Of calendars and public education, counterfeit bills and beekeeping

Assignat from the French Revolution Collection (FRC) - (not yet cataloged)

The Newberry Library presents an informal colloquium every Wednesday afternoon to give staff, fellows, visiting scholars, and friends of the library an opportunity to present their work on virtually any topic.  Last week, some of the project staff presented a colloquium on discoveries they’ve made while cataloging the Library’s French Revolution Collection (FRC) of pamphlets.  Dana, Kate T., Kate S., and David each briefly discussed a particular theme that is well represented in FRC, drawing from selected examples in the collection.  Dana discussed the impetus for creating the French Republican Calendar; Kate T. led us on the slow road to public education reform in Revolutionary-era France; Kate S. demonstrated how to identify counterfeit assignats; and David provided examples of various means of increasing the domestic production of goods during times of scarcity in late 18th-century France, with a particular focus on new methods of beekeeping.

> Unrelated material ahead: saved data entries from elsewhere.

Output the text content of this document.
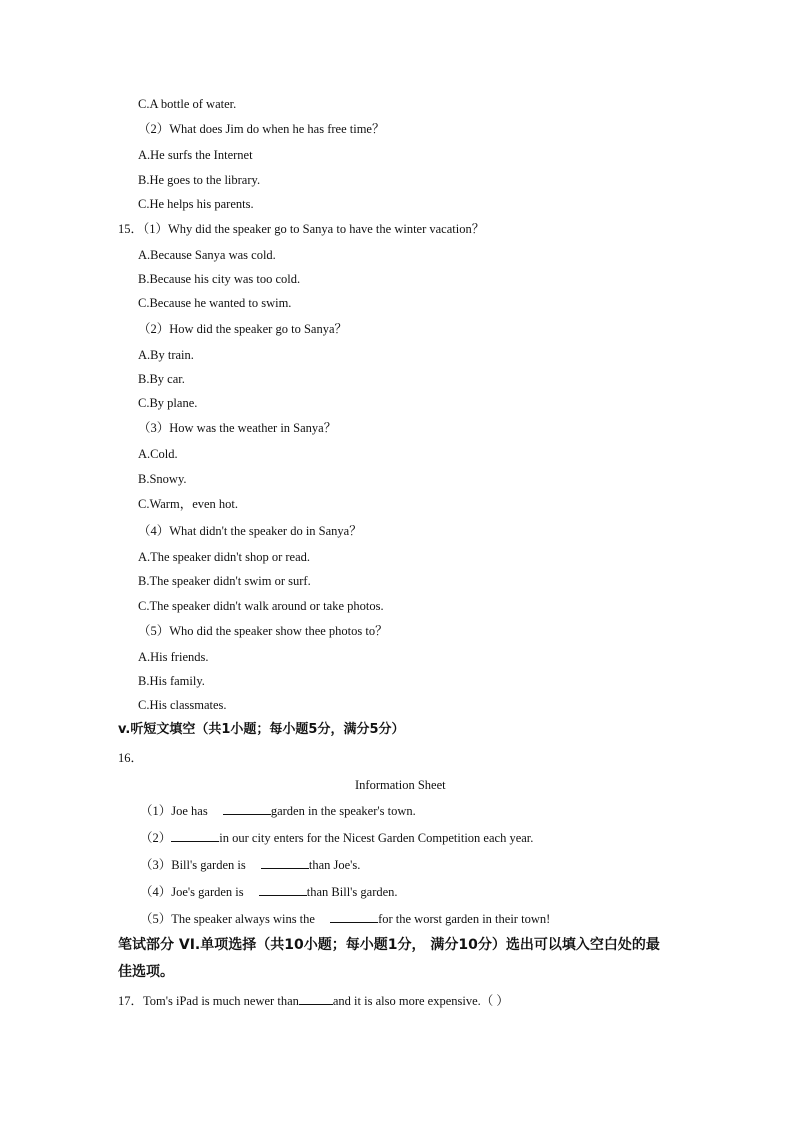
C.A bottle of water.
（2）What does Jim do when he has free time？
A.He surfs the Internet
B.He goes to the library.
C.He helps his parents.
15．（1）Why did the speaker go to Sanya to have the winter vacation？
A.Because Sanya was cold.
B.Because his city was too cold.
C.Because he wanted to swim.
（2）How did the speaker go to Sanya？
A.By train.
B.By car.
C.By plane.
（3）How was the weather in Sanya？
A.Cold.
B.Snowy.
C.Warm，even hot.
（4）What didn't the speaker do in Sanya？
A.The speaker didn't shop or read.
B.The speaker didn't swim or surf.
C.The speaker didn't walk around or take photos.
（5）Who did the speaker show thee photos to？
A.His friends.
B.His family.
C.His classmates.
v.听短文填空（共1小题；每小题5分，满分5分）
16．
Information Sheet
（1）Joe has	garden in the speaker's town.
（2）	in our city enters for the Nicest Garden Competition each year.
（3）Bill's garden is	than Joe's.
（4）Joe's garden is	than Bill's garden.
（5）The speaker always wins the	for the worst garden in their town!
笔试部分 VI.单项选择（共10小题；每小题1分， 满分10分）选出可以填入空白处的最
佳选项。
17．Tom's iPad is much newer than	and it is also more expensive.（ ）
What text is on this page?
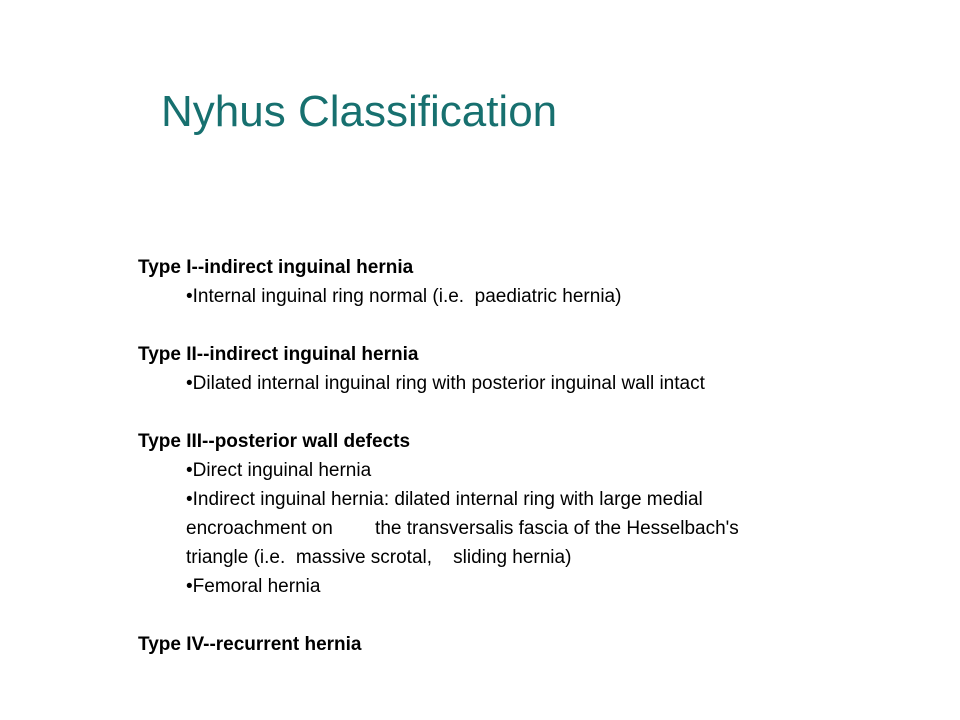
Nyhus Classification
Type I--indirect inguinal hernia
•Internal inguinal ring normal (i.e.  paediatric hernia)
Type II--indirect inguinal hernia
•Dilated internal inguinal ring with posterior inguinal wall intact
Type III--posterior wall defects
•Direct inguinal hernia
•Indirect inguinal hernia: dilated internal ring with large medial
encroachment on        the transversalis fascia of the Hesselbach's
triangle (i.e.  massive scrotal,    sliding hernia)
•Femoral hernia
Type IV--recurrent hernia
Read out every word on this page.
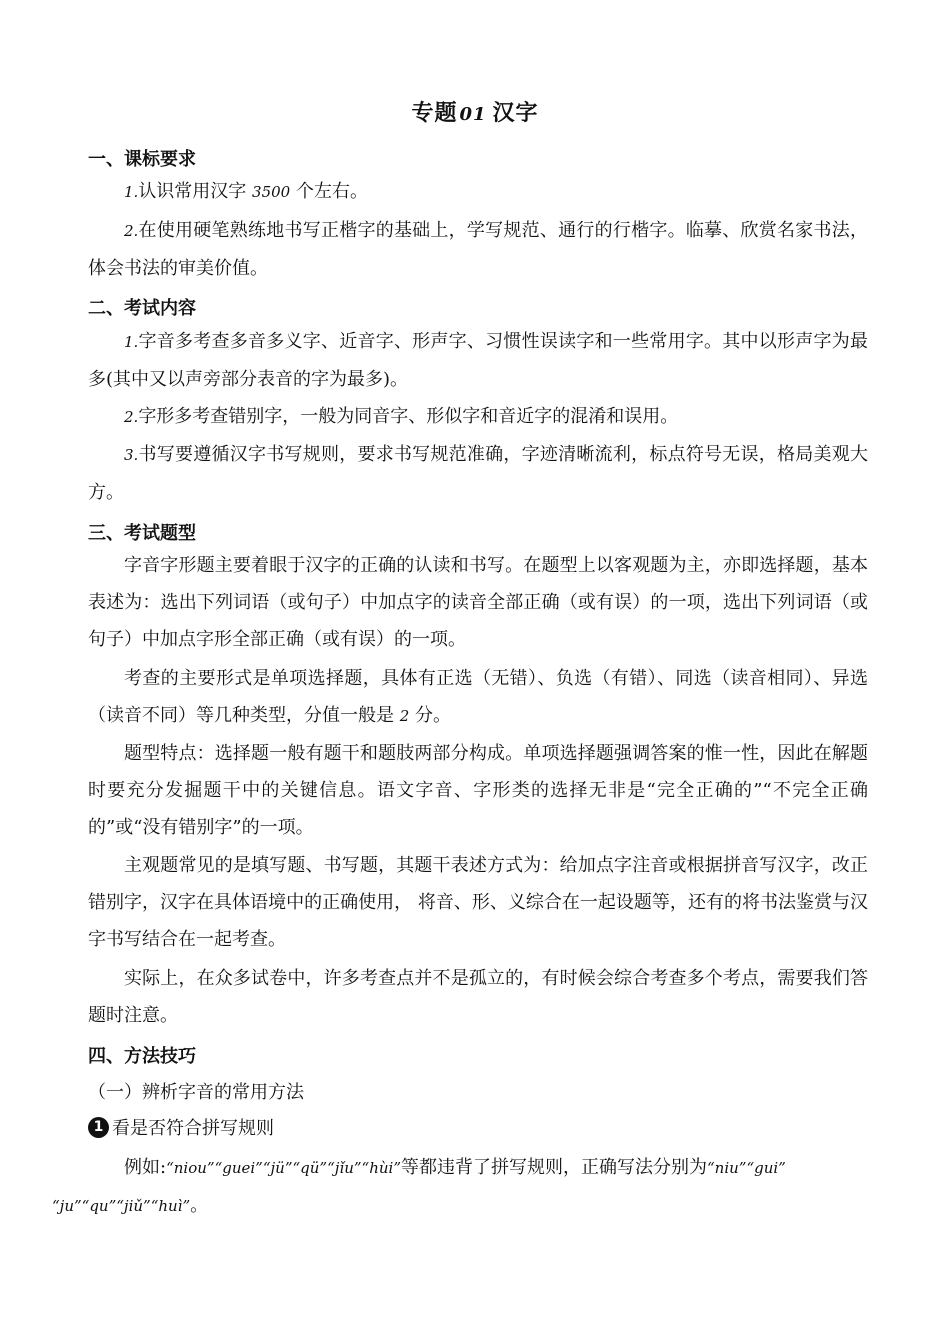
专题 01 汉字
一、课标要求
1.认识常用汉字 3500 个左右。
2.在使用硬笔熟练地书写正楷字的基础上，学写规范、通行的行楷字。临摹、欣赏名家书法，体会书法的审美价值。
二、考试内容
1.字音多考查多音多义字、近音字、形声字、习惯性误读字和一些常用字。其中以形声字为最多(其中又以声旁部分表音的字为最多)。
2.字形多考查错别字，一般为同音字、形似字和音近字的混淆和误用。
3.书写要遵循汉字书写规则，要求书写规范准确，字迹清晰流利，标点符号无误，格局美观大方。
三、考试题型
字音字形题主要着眼于汉字的正确的认读和书写。在题型上以客观题为主，亦即选择题，基本表述为：选出下列词语（或句子）中加点字的读音全部正确（或有误）的一项，选出下列词语（或句子）中加点字形全部正确（或有误）的一项。
考查的主要形式是单项选择题，具体有正选（无错）、负选（有错）、同选（读音相同）、异选（读音不同）等几种类型，分值一般是 2 分。
题型特点：选择题一般有题干和题肢两部分构成。单项选择题强调答案的惟一性，因此在解题时要充分发掘题干中的关键信息。语文字音、字形类的选择无非是“完全正确的”“不完全正确的”或“没有错别字”的一项。
主观题常见的是填写题、书写题，其题干表述方式为：给加点字注音或根据拼音写汉字，改正错别字，汉字在具体语境中的正确使用， 将音、形、义综合在一起设题等，还有的将书法鉴赏与汉字书写结合在一起考查。
实际上，在众多试卷中，许多考查点并不是孤立的，有时候会综合考查多个考点，需要我们答题时注意。
四、方法技巧
（一）辨析字音的常用方法
1 看是否符合拼写规则
例如:“niou”“guei”“jü”“qü”“jǐu”“hùi”等都违背了拼写规则，正确写法分别为“niu”“gui”
“ju”“qu”“jiǔ”“huì”。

Without a doubt I knew that many audience members would be drawn to the varied and historically significant subject matter of the presentation.  But to my cataloger’s delight, many staff members and scholars in the audience were just as interested in the behind-the-scenes cataloging and processing of the collection as in the subject matter of the pamphlets.  One scholar asked how to locate the FRC pamphlets in the Library’s online catalog.  (Hint: Search FRC as a keyword.)  A staff member inquired whether it was possible to find pamphlets that included maps.  This presentation underscored my feeling that researchers are as much interested in the “process” of a collection as the “product.”

CLIR Scholarly Engagement Study

Yesterday we had a great visit with CLIR Scholarly Engagement Study Team members Gabrielle Dean and Tim Stinson and CLIR Program Officer Christa Williford.

Gabrielle and Tim gave a presentation about the CLIR-funded study aimed at tracking successful aspects of user outreach – specifically with scholars –in the 2009 award-winning projects.  The study is collecting information about the ways in which grantee institutions interact with scholars during the grant period.

After the presentation, the group met with our cataloging project staff, collection curators, Library Services staff and staff from the Newberry‘s Research and Academic Programs.